Mrs. Pettigrew set her lips so tightly that they quite disappeared, leaving only a thin dented line in her smoothly pale face. She was called by the neighbors "wonderfully well preserved," a phrase she herself despised. Some visitor, new to the town, had the hardihood to use it to her face once. "Huh!" was the response. "I'm just sixty. Henry Haskins and George Baker and Stephen Doolittle are all older'n I am—and still doing business, doing it better'n any of the young folks as far as I can see. You don't compare them to canned pears, do you?"
Mr. Williams knew her value in church work, and took no umbrage at her somewhat inimical expression; particularly as just then Mrs. Lane appeared and asked them to walk out to supper.
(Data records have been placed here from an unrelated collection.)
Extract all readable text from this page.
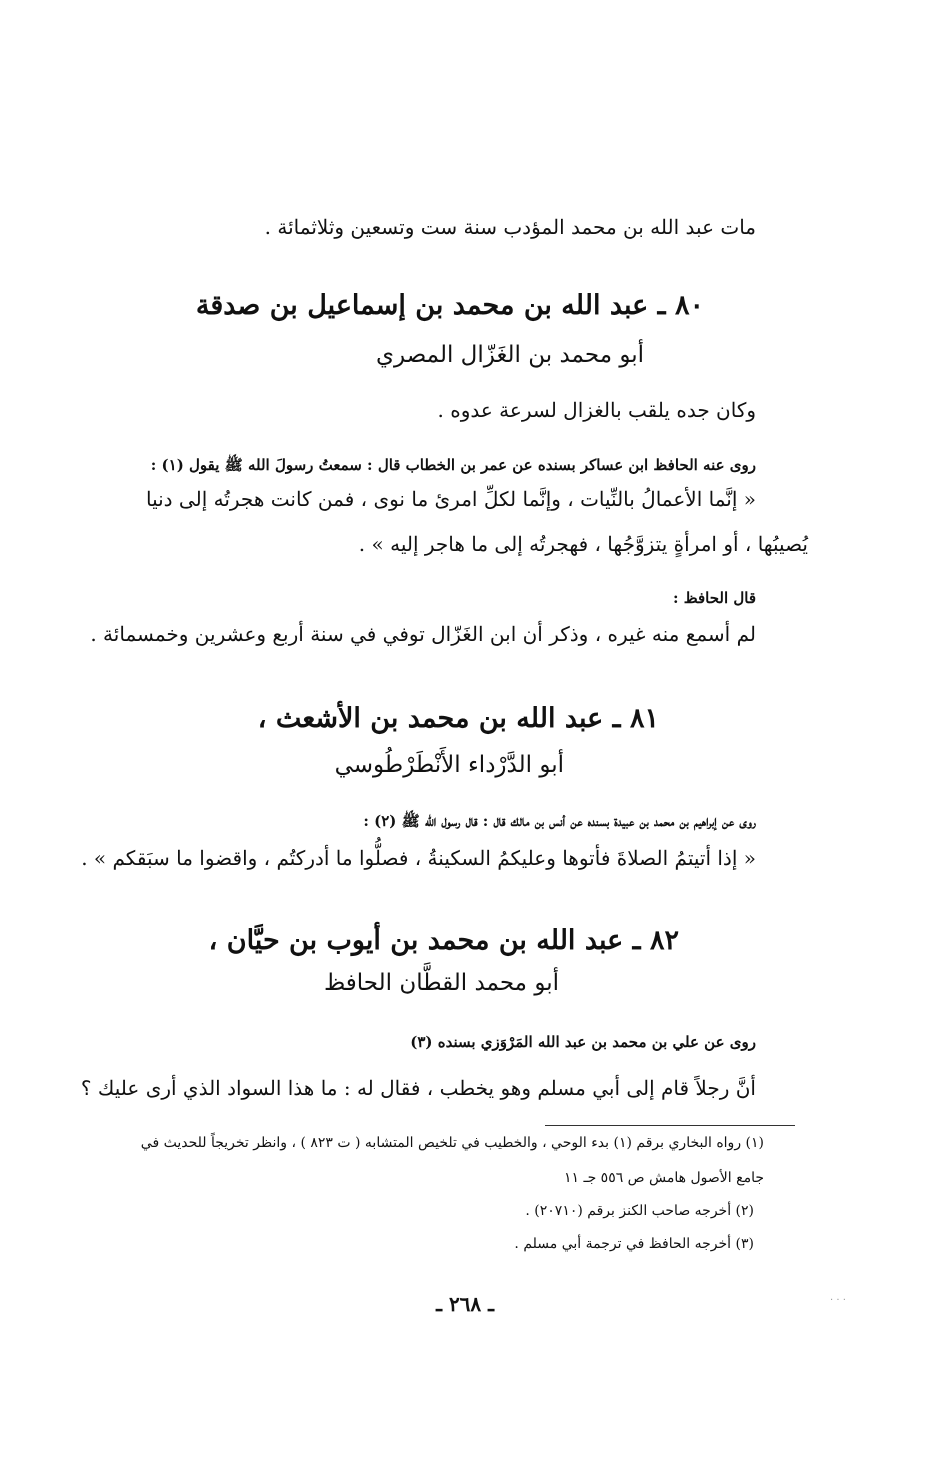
مات عبد الله بن محمد المؤدب سنة ست وتسعين وثلاثمائة .
٨٠ ـ عبد الله بن محمد بن إسماعيل بن صدقة
أبو محمد بن الغَزّال المصري
وكان جده يلقب بالغزال لسرعة عدوه .
روى عنه الحافظ ابن عساكر بسنده عن عمر بن الخطاب قال : سمعتُ رسولَ الله ﷺ يقول (١) :
« إنَّما الأعمالُ بالنِّيات ، وإنَّما لكلِّ امرئ ما نوى ، فمن كانت هجرتُه إلى دنيا
يُصيبُها ، أو امرأةٍ يتزوَّجُها ، فهجرتُه إلى ما هاجر إليه » .
قال الحافظ :
لم أسمع منه غيره ، وذكر أن ابن الغَزّال توفي في سنة أربع وعشرين وخمسمائة .
٨١ ـ عبد الله بن محمد بن الأشعث ،
أبو الدَّرْداء الأَنْطَرْطُوسي
روى عن إبراهيم بن محمد بن عبيدة بسنده عن أنس بن مالك قال : قال رسول الله ﷺ (٢) :
« إذا أتيتمُ الصلاةَ فأتوها وعليكمُ السكينةُ ، فصلُّوا ما أدركتُم ، واقضوا ما سبَقكم » .
٨٢ ـ عبد الله بن محمد بن أيوب بن حيَّان ،
أبو محمد القطَّان الحافظ
روى عن علي بن محمد بن عبد الله المَرْوَزي بسنده (٣)
أنَّ رجلاً قام إلى أبي مسلم وهو يخطب ، فقال له : ما هذا السواد الذي أرى عليك ؟
(١) رواه البخاري برقم (١) بدء الوحي ، والخطيب في تلخيص المتشابه ( ت ٨٢٣ ) ، وانظر تخريجاً للحديث في
جامع الأصول هامش ص ٥٥٦ جـ ١١
(٢) أخرجه صاحب الكنز برقم (٢٠٧١٠) .
(٣) أخرجه الحافظ في ترجمة أبي مسلم .
ـ ٢٦٨ ـ	· · ·
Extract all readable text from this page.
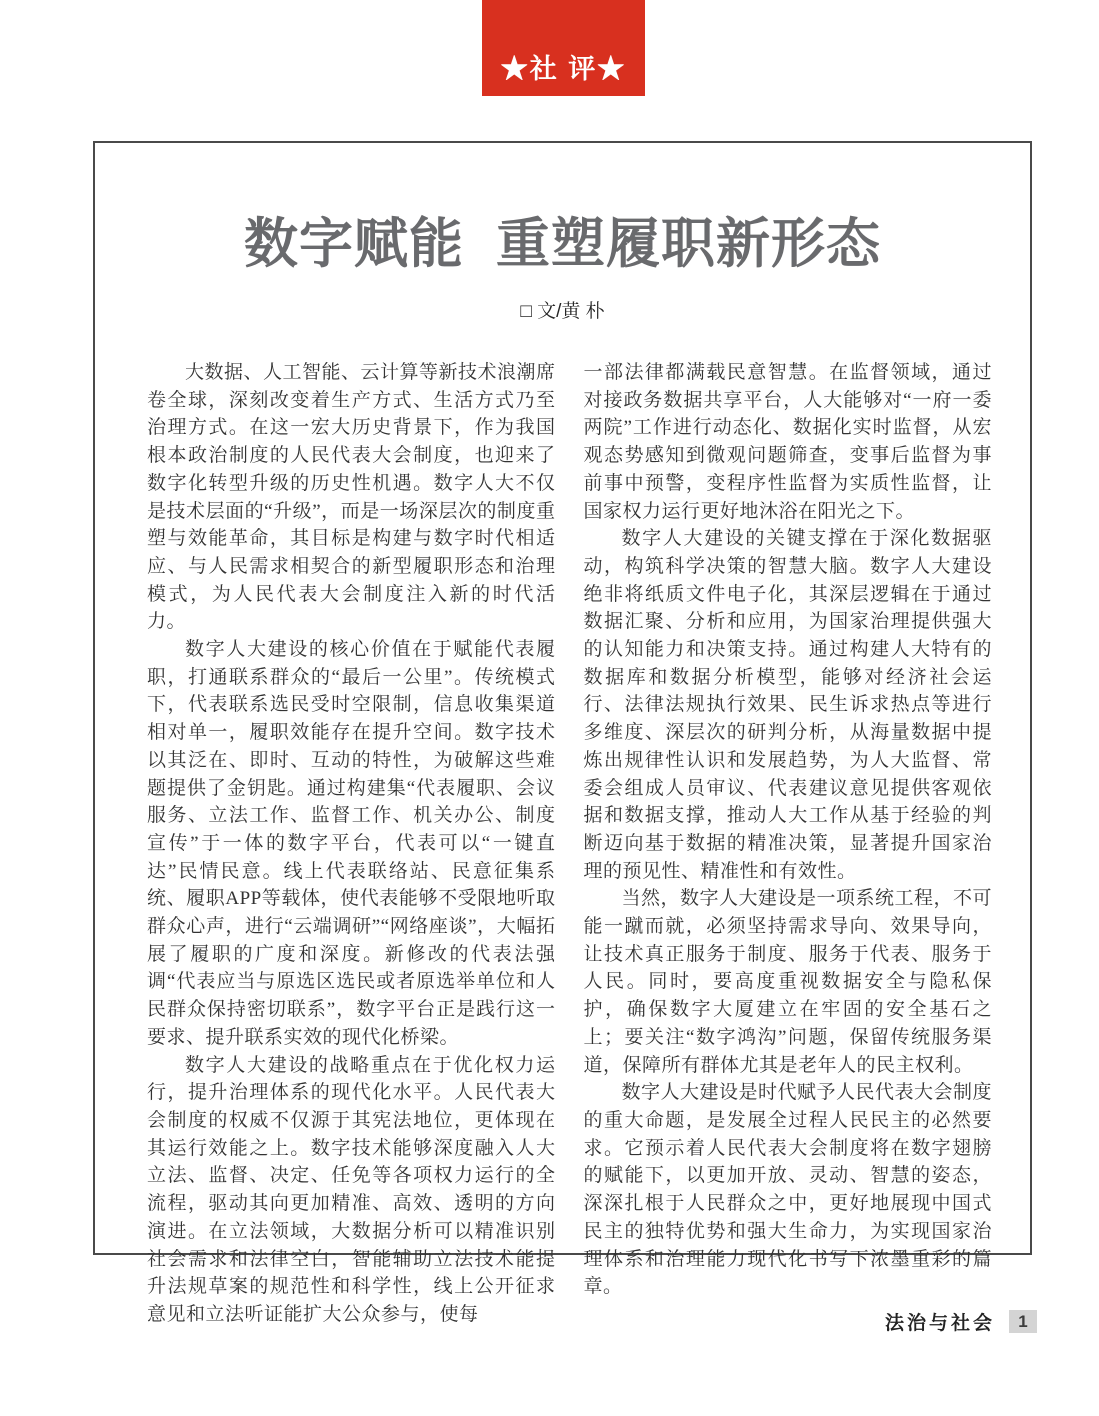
★社 评★
数字赋能  重塑履职新形态
□ 文/黄 朴

大数据、人工智能、云计算等新技术浪潮席卷全球，深刻改变着生产方式、生活方式乃至治理方式。在这一宏大历史背景下，作为我国根本政治制度的人民代表大会制度，也迎来了数字化转型升级的历史性机遇。数字人大不仅是技术层面的“升级”，而是一场深层次的制度重塑与效能革命，其目标是构建与数字时代相适应、与人民需求相契合的新型履职形态和治理模式，为人民代表大会制度注入新的时代活力。

数字人大建设的核心价值在于赋能代表履职，打通联系群众的“最后一公里”。传统模式下，代表联系选民受时空限制，信息收集渠道相对单一，履职效能存在提升空间。数字技术以其泛在、即时、互动的特性，为破解这些难题提供了金钥匙。通过构建集“代表履职、会议服务、立法工作、监督工作、机关办公、制度宣传”于一体的数字平台，代表可以“一键直达”民情民意。线上代表联络站、民意征集系统、履职APP等载体，使代表能够不受限地听取群众心声，进行“云端调研”“网络座谈”，大幅拓展了履职的广度和深度。新修改的代表法强调“代表应当与原选区选民或者原选举单位和人民群众保持密切联系”，数字平台正是践行这一要求、提升联系实效的现代化桥梁。

数字人大建设的战略重点在于优化权力运行，提升治理体系的现代化水平。人民代表大会制度的权威不仅源于其宪法地位，更体现在其运行效能之上。数字技术能够深度融入人大立法、监督、决定、任免等各项权力运行的全流程，驱动其向更加精准、高效、透明的方向演进。在立法领域，大数据分析可以精准识别社会需求和法律空白，智能辅助立法技术能提升法规草案的规范性和科学性，线上公开征求意见和立法听证能扩大公众参与，使每

一部法律都满载民意智慧。在监督领域，通过对接政务数据共享平台，人大能够对“一府一委两院”工作进行动态化、数据化实时监督，从宏观态势感知到微观问题筛查，变事后监督为事前事中预警，变程序性监督为实质性监督，让国家权力运行更好地沐浴在阳光之下。

数字人大建设的关键支撑在于深化数据驱动，构筑科学决策的智慧大脑。数字人大建设绝非将纸质文件电子化，其深层逻辑在于通过数据汇聚、分析和应用，为国家治理提供强大的认知能力和决策支持。通过构建人大特有的数据库和数据分析模型，能够对经济社会运行、法律法规执行效果、民生诉求热点等进行多维度、深层次的研判分析，从海量数据中提炼出规律性认识和发展趋势，为人大监督、常委会组成人员审议、代表建议意见提供客观依据和数据支撑，推动人大工作从基于经验的判断迈向基于数据的精准决策，显著提升国家治理的预见性、精准性和有效性。

当然，数字人大建设是一项系统工程，不可能一蹴而就，必须坚持需求导向、效果导向，让技术真正服务于制度、服务于代表、服务于人民。同时，要高度重视数据安全与隐私保护，确保数字大厦建立在牢固的安全基石之上；要关注“数字鸿沟”问题，保留传统服务渠道，保障所有群体尤其是老年人的民主权利。

数字人大建设是时代赋予人民代表大会制度的重大命题，是发展全过程人民民主的必然要求。它预示着人民代表大会制度将在数字翅膀的赋能下，以更加开放、灵动、智慧的姿态，深深扎根于人民群众之中，更好地展现中国式民主的独特优势和强大生命力，为实现国家治理体系和治理能力现代化书写下浓墨重彩的篇章。

法治与社会	1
Vivian sat among them, restrained and courteous, but inwardly at war with her surroundings. Here was her mother, busy, responsible, serving creamed codfish and hot biscuit; her father, eating wheezily, and finding fault with the biscuit, also with the codfish; her grandmother, bright-eyed, thin-lipped and silent. Vivian got on well with her grandmother, though neither of them talked much.
"My mother used to say that the perfect supper was cake, preserves, hot bread, and a 'relish,'" said Mr. Williams genially. "You have the perfect supper, Mrs. Lane."
"I'm glad if you enjoy it, I'm sure," said that lady. "I'm fond of a bit of salt myself."
"And what are you reading now, Vivian," he asked paternally.
"Ward," she answered, modestly and briefly.
"Ward? Dr. Ward of the Centurion?"
Vivian smiled her gentlest.
"Oh, no," she replied; "Lester F. Ward, the Sociologist."
"Poor stuff, I think!" said her father. "Girls have no business to read such things."
"I wish you'd speak to Vivian about it, Mr. Williams. She's got beyond me," protested her mother.
"Huh!" said Mrs. Pettigrew. "I'd like some more of that quince, Laura."
"My dear young lady, you are not reading books of which your parents disapprove, I hope?" urged the minister.
"Shouldn't I—ever?" asked the girl, in her soft, disarming manner. "I'm surely old enough!"
"The duty of a daughter is not measured by years," he replied sonorously. "Does parental duty cease? Are you not yet a child in your father's house?"
"Is a daughter always a child if she lives at home?" inquired the girl, as one seeking instruction.
He set down his cup and wiped his lips, flushing somewhat.
"The duty of a daughter begins at the age when she can understand the distinction between right and wrong," he said, "and continues as long as she is blessed with parents."
"And what is it?" she asked, large-eyed, attentive.